If you’re an author and have any kind of audience, I suggest you consider doing the same. At least until July 2022.
I don’t want to just abandon THE STARS ARE WRONG: it’s a fun Cthulhu Mythos story where I was trying to switch things up a little. I don’t think it deserves to just end up as an academic footnote somewhere. So I’m putting up the link again, in the hopes it’ll get more play this time. Or, you know, any play at all.
I dunno if this is going to work, but it’s worth an experiment, at least. THE STARS ARE WRONG is a novella (also, last month’s Patreon short story*) in a Cthulhu Mythos style… with a twist! And also provided in serial form. It’s functionally equivalent to the aforementioned Patreon offering, so if you’re a Patron there’s no need to check it out. Mostly I just want to see what happens.
*Interestingly, Kindle Vella does not care about reprints. More or less: you can’t put up anything that you don’t have the rights to, or anything that’s available for free. But apparently being behind a paywall is fine.
This was supposed to be a fairly short story, too. Thirteen thousand freaking words. I’m gonna see if this one I can sell to a magazine.
Why did I still follow? Was it from some compulsion, put on me? Or the pitiless stars above? Or was it simply because I still hoped to find my partner, and the other Guardians? I do not wish to say. Suffice it that I followed the Vicar, until we came to a door. A most ancient door, made of strange metals, and from methods now lost to time. It was priceless. It was also obscene in its pitiless, rigid angularity. It imposed itself on my senses, as if to say: I exist, whether you like it, or not. And you cannot remove the idea of me from your world, for I am more real than you.

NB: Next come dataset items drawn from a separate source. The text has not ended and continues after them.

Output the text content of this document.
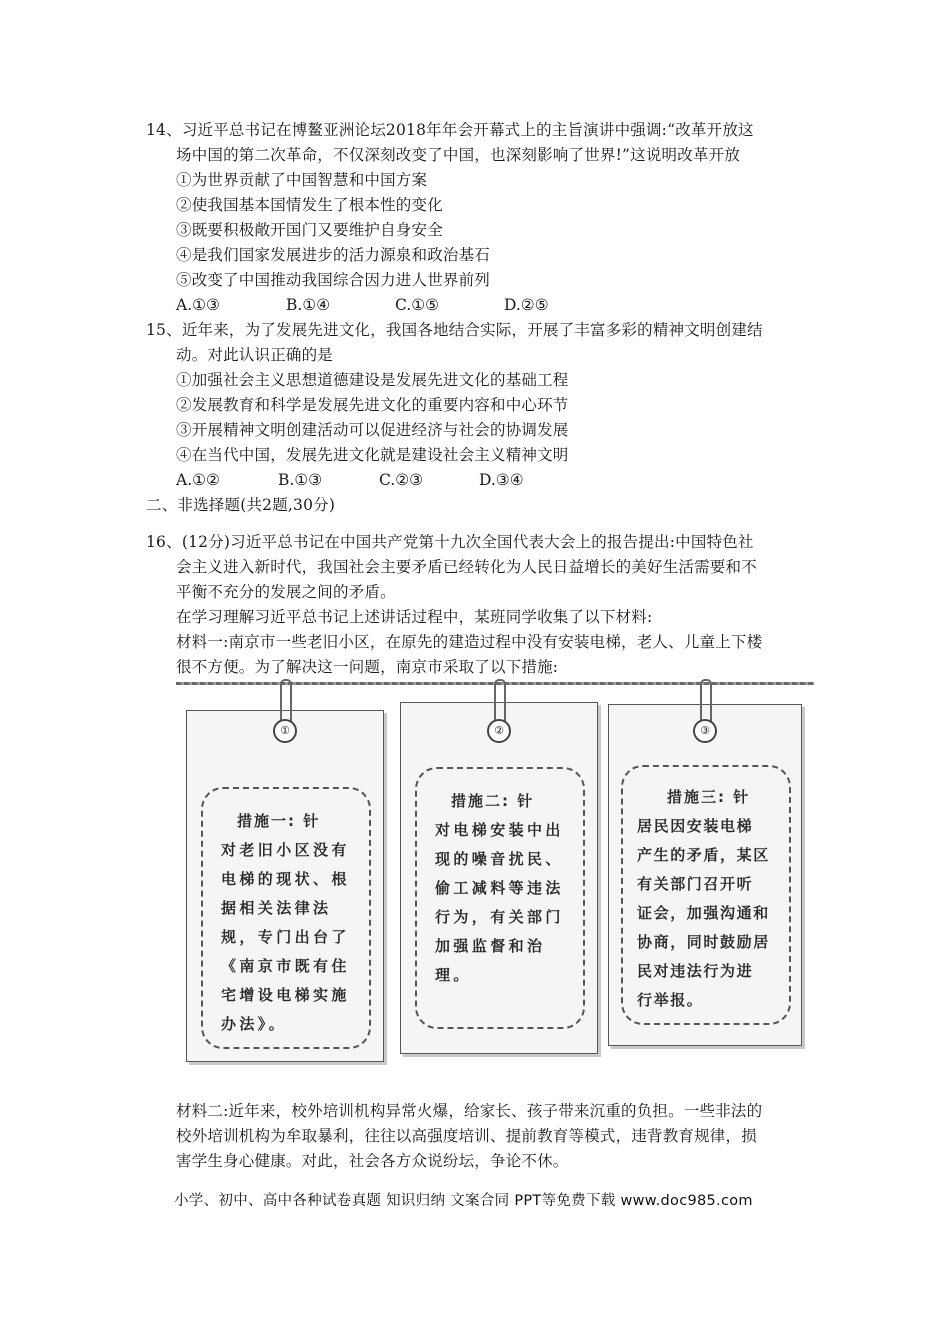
14、习近平总书记在博鳌亚洲论坛2018年年会开幕式上的主旨演讲中强调:“改革开放这
场中国的第二次革命，不仅深刻改变了中国，也深刻影响了世界!”这说明改革开放
①为世界贡献了中国智慧和中国方案
②使我国基本国情发生了根本性的变化
③既要积极敞开国门又要维护自身安全
④是我们国家发展进步的活力源泉和政治基石
⑤改变了中国推动我国综合因力进人世界前列
A.①③	B.①④	C.①⑤	D.②⑤
15、近年来，为了发展先进文化，我国各地结合实际，开展了丰富多彩的精神文明创建结
动。对此认识正确的是
①加强社会主义思想道德建设是发展先进文化的基础工程
②发展教育和科学是发展先进文化的重要内容和中心环节
③开展精神文明创建活动可以促进经济与社会的协调发展
④在当代中国，发展先进文化就是建设社会主义精神文明
A.①②	B.①③	C.②③	D.③④
二、非选择题(共2题,30分)
16、(12分)习近平总书记在中国共产党第十九次全国代表大会上的报告提出:中国特色社
会主义进入新时代，我国社会主要矛盾已经转化为人民日益增长的美好生活需要和不
平衡不充分的发展之间的矛盾。
在学习理解习近平总书记上述讲话过程中，某班同学收集了以下材料:
材料一:南京市一些老旧小区，在原先的建造过程中没有安装电梯，老人、儿童上下楼
很不方便。为了解决这一问题，南京市采取了以下措施:
①
措施一: 针
对老旧小区没有
电梯的现状、根
据相关法律法
规，专门出台了
《南京市既有住
宅增设电梯实施
办法》。
②
措施二: 针
对电梯安装中出
现的噪音扰民、
偷工减料等违法
行为，有关部门
加强监督和治
理。
③
措施三: 针
居民因安装电梯
产生的矛盾，某区
有关部门召开听
证会，加强沟通和
协商，同时鼓励居
民对违法行为进
行举报。
材料二:近年来，校外培训机构异常火爆，给家长、孩子带来沉重的负担。一些非法的
校外培训机构为牟取暴利，往往以高强度培训、提前教育等模式，违背教育规律，损
害学生身心健康。对此，社会各方众说纷坛，争论不休。
小学、初中、高中各种试卷真题 知识归纳 文案合同 PPT等免费下载 www.doc985.com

The Vicar casually pushed open the obscenity as if it was a commonplace item in the everyday world. He also snickered as I gingerly followed him through the doorway. “If a door alarms you so, Guardian, what will you think of what follows?” I did not answer him, for beyond the door was a room full of icons and images which threatened to send me shrieking into the boon of madness-fueled unconsciousness. Would that I had!
Described baldly, the icons were perhaps not so horrible. They were images or statues of people, both men and women, with a few beasts and some designs of no-doubt occult significance. But they were wrong. A woman, hand held high, cruelly intent in smashing her burning scepter upon the unworthy; a misshapen bird of prey, clutching foul weeds and weapons in its claws. Statues of leering fat men, brazen candelabra with unlucky numbers of unwinking candles, tiles inscribed with six-pointed shapes and sinuous scripts unknown to me; and above all, two horrid banners. One reminded me of a bleeding field, with what I realized were the horrible stars burning above it. The other was a simple emerald triangle on a silver field. I did not need to be told that this must be a sanctuary for the Emerald Pyramid; the horror that permeated the room was horror enough.